Il pericolo della propaganda
Sotto le spoglie di un resoconto obiettivo, questi titoli fungono da strumenti di propaganda, perpetuando una narrazione in linea con un’agenda filo-sionista e pro-apartheid. Tale inquadramento non solo distorce la percezione pubblica, ma contribuisce anche alla normalizzazione delle politiche discriminatorie che sostengono lo status quo di oppressione ed emarginazione.
Il potere del linguaggio nel plasmare l’opinione pubblica non può essere sottovalutato.

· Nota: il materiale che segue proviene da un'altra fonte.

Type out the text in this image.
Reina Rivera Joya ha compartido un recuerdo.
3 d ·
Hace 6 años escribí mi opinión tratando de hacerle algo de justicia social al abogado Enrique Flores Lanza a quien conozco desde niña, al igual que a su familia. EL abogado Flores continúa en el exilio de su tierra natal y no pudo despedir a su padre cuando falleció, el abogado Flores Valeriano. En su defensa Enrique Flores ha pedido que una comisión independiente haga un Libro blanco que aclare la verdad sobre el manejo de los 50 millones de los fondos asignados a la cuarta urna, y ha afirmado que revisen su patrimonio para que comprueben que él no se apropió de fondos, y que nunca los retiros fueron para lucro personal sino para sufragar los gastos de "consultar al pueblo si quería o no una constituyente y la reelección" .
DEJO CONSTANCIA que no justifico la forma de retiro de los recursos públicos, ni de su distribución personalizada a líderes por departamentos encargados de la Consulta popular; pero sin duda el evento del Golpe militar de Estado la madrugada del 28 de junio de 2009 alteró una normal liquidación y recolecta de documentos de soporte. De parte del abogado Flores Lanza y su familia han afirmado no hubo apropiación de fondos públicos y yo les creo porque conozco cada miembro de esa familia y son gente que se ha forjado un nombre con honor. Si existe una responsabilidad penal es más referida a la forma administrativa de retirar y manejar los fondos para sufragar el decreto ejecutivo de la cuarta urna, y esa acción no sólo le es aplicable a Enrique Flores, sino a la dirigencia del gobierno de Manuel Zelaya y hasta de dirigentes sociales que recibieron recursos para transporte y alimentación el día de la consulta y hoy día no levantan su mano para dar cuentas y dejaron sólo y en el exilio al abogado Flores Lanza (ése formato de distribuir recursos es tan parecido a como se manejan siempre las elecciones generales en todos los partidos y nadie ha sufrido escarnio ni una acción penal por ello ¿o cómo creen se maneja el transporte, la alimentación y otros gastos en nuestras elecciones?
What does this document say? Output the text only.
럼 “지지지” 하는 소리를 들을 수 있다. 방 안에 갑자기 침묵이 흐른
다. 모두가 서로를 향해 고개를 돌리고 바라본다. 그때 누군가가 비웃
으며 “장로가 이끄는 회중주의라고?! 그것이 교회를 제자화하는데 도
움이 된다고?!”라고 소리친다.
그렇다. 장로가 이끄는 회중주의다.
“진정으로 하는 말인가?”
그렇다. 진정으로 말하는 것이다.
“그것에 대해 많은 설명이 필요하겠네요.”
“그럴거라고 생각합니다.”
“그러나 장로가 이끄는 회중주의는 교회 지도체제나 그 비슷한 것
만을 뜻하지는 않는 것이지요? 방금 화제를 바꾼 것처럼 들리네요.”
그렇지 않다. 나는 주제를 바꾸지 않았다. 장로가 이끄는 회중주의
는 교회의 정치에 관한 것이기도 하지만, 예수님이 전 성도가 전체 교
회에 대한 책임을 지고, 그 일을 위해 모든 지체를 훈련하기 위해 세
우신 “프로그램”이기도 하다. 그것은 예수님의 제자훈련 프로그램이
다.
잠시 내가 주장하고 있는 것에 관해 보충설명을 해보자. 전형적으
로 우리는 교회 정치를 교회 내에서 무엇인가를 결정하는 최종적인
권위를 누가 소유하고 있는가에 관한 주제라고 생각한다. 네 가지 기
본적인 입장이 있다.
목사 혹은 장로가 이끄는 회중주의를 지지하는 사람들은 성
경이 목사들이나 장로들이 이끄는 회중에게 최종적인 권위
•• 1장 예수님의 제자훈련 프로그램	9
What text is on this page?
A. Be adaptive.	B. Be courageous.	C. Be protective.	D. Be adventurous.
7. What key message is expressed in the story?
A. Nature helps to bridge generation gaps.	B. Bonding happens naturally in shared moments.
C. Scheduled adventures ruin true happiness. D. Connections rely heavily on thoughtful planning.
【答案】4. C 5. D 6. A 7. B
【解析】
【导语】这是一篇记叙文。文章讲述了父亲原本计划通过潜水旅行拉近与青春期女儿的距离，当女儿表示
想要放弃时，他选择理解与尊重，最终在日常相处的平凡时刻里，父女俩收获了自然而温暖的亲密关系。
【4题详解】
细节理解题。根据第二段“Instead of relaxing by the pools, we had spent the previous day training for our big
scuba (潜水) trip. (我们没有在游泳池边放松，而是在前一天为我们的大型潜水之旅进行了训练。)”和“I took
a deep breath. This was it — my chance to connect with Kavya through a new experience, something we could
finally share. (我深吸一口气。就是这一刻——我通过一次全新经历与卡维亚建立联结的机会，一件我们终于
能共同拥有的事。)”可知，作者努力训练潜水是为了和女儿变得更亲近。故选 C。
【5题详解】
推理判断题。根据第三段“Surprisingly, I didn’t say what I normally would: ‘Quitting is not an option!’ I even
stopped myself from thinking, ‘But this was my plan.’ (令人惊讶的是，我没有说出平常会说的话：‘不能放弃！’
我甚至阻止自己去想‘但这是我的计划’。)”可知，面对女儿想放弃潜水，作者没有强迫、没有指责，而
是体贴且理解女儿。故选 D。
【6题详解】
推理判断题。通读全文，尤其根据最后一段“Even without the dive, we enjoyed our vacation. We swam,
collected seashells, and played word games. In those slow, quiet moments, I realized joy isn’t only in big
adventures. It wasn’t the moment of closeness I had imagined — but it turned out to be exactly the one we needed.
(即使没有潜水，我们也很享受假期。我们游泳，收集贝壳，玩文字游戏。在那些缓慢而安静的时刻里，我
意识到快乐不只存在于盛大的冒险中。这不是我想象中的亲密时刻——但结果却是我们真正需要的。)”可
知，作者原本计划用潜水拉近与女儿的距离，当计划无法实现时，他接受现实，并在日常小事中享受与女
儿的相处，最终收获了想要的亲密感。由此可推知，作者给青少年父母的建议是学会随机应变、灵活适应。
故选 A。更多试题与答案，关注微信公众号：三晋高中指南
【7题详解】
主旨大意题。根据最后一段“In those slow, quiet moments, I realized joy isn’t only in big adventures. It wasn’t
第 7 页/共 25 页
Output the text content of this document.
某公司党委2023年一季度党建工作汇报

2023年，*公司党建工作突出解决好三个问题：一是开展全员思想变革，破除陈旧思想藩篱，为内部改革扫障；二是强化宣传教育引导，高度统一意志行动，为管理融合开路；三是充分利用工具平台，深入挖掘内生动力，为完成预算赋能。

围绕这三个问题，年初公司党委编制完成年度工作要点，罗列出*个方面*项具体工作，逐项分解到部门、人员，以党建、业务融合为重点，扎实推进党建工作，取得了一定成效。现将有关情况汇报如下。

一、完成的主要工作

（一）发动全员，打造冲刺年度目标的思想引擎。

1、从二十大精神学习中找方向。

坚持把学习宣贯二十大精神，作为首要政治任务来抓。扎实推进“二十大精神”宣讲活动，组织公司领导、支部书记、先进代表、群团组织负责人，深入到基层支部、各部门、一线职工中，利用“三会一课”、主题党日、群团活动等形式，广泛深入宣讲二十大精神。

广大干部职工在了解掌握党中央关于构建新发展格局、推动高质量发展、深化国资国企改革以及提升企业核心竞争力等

La responsabilità dei media di fornire una copertura imparziale e ricca di sfumature è fondamentale, soprattutto nelle situazioni di conflitto in cui sono in gioco le vite umane. I doppi standard nella definizione del conflitto Israele-Hamas, come esemplificato da The Guardian e The Times of Israel, richiedono un esame critico ed applicato anche a tutte quelle testate, incluse quelle italiane, che continuano a promuovere la propaganda israeliana in modo a-critico. Esponendo questi pregiudizi, possiamo sperare di promuovere un discorso più giusto ed informato e che apra la strada a una soluzione giusta e duratura del conflitto.